My husband had to concede that he's shopping-impaired. Although an enlightened, domestically resourceful man otherwise, he turns into a Cro-Magnon the second he sets foot into the mall, blindly grabbing any item that belongs to the vague category "gift" and lunging out the nearest door. The year we got married, he bought his 93-year-old grandmother an appointment calendar. After that, I took over the shopping.
"Okay," Haywood said, undeterred in his conviction that Christmas could be simple and beautiful and full of love once more. "We'll just stop."
"Stop what, Dad?" asked Sam.
"We'll stop exchanging all these presents!"
"No more presents?!" The outrage was tangible.
"Don't worry—Santa will still come on Christmas Eve. But we'll call everyone else and tell them not to send us anything this year because we're scaling down, returning real joy to the holidays." He looked at me. "We won't even give each other presents: I'll write you a love letter, and you can bake me an apple pie. To be honest, there's nothing else that I want, and you always take back the presents I give you anyway."
I thought of my sister, who actually enjoys the search for just the right gift for everyone on her list. I thought of my sweet nieces counting on their pretty new underwear. I said to my husband, "The people we love are going to be mad."
But Haywood had already warmed to having a less materialistic Christmas. "Oh, they'll get over it. They're family, and they love us."

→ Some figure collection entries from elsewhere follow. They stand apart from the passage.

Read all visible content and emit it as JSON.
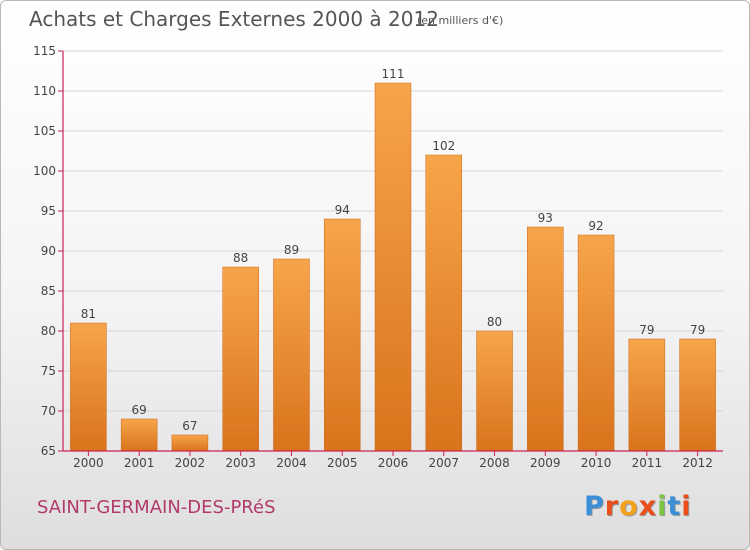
{
  "header": {
    "title": "Achats et Charges Externes 2000 à 2012",
    "unit_note": "(en milliers d'€)"
  },
  "footer": {
    "location": "SAINT-GERMAIN-DES-PRéS",
    "logo_text": "Proxiti",
    "logo_colors": [
      "#3b8fd9",
      "#e94e1b",
      "#f2a31b",
      "#e94e1b",
      "#7cc243",
      "#3b8fd9",
      "#e94e1b"
    ]
  },
  "colors": {
    "bar_top": "#f7a54a",
    "bar_bottom": "#d9731c",
    "axis": "#cc2255",
    "grid": "#d6d6d6",
    "label": "#b23a6a"
  },
  "chart_data": {
    "type": "bar",
    "categories": [
      "2000",
      "2001",
      "2002",
      "2003",
      "2004",
      "2005",
      "2006",
      "2007",
      "2008",
      "2009",
      "2010",
      "2011",
      "2012"
    ],
    "values": [
      81,
      69,
      67,
      88,
      89,
      94,
      111,
      102,
      80,
      93,
      92,
      79,
      79
    ],
    "ylim": [
      65,
      115
    ],
    "yticks": [
      65,
      70,
      75,
      80,
      85,
      90,
      95,
      100,
      105,
      110,
      115
    ],
    "grid": true,
    "legend": "none"
  }
}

I had to admire the simplicity of the solution, the way my husband had sliced cleanly through the seasonal snarl of obligation and resentment. In the place of all that misery and hassle, he was holding out a perfect, shining gift: an unfrantic Christmas.
It was without a doubt the best present he'd given me in 14 years of marriage. I could feel the knots in my shoulders loosen. "Okay," I said, still anxious about our extended family's reaction but giddy at the thought of a new kind of Christmas—one that wasn't about getting and spending, but about reveling in the gifts we already have in one another. "Okay!"
This year, the parking lot outside the mall is packed, the SUVs circling like sharks. At the post office, the line of cars is backed into the street, and people are honking irritably. None of this causes me the least bit of tension. I steer past it all, humming. I'm on my way to the farmer's market—I've got apples to buy.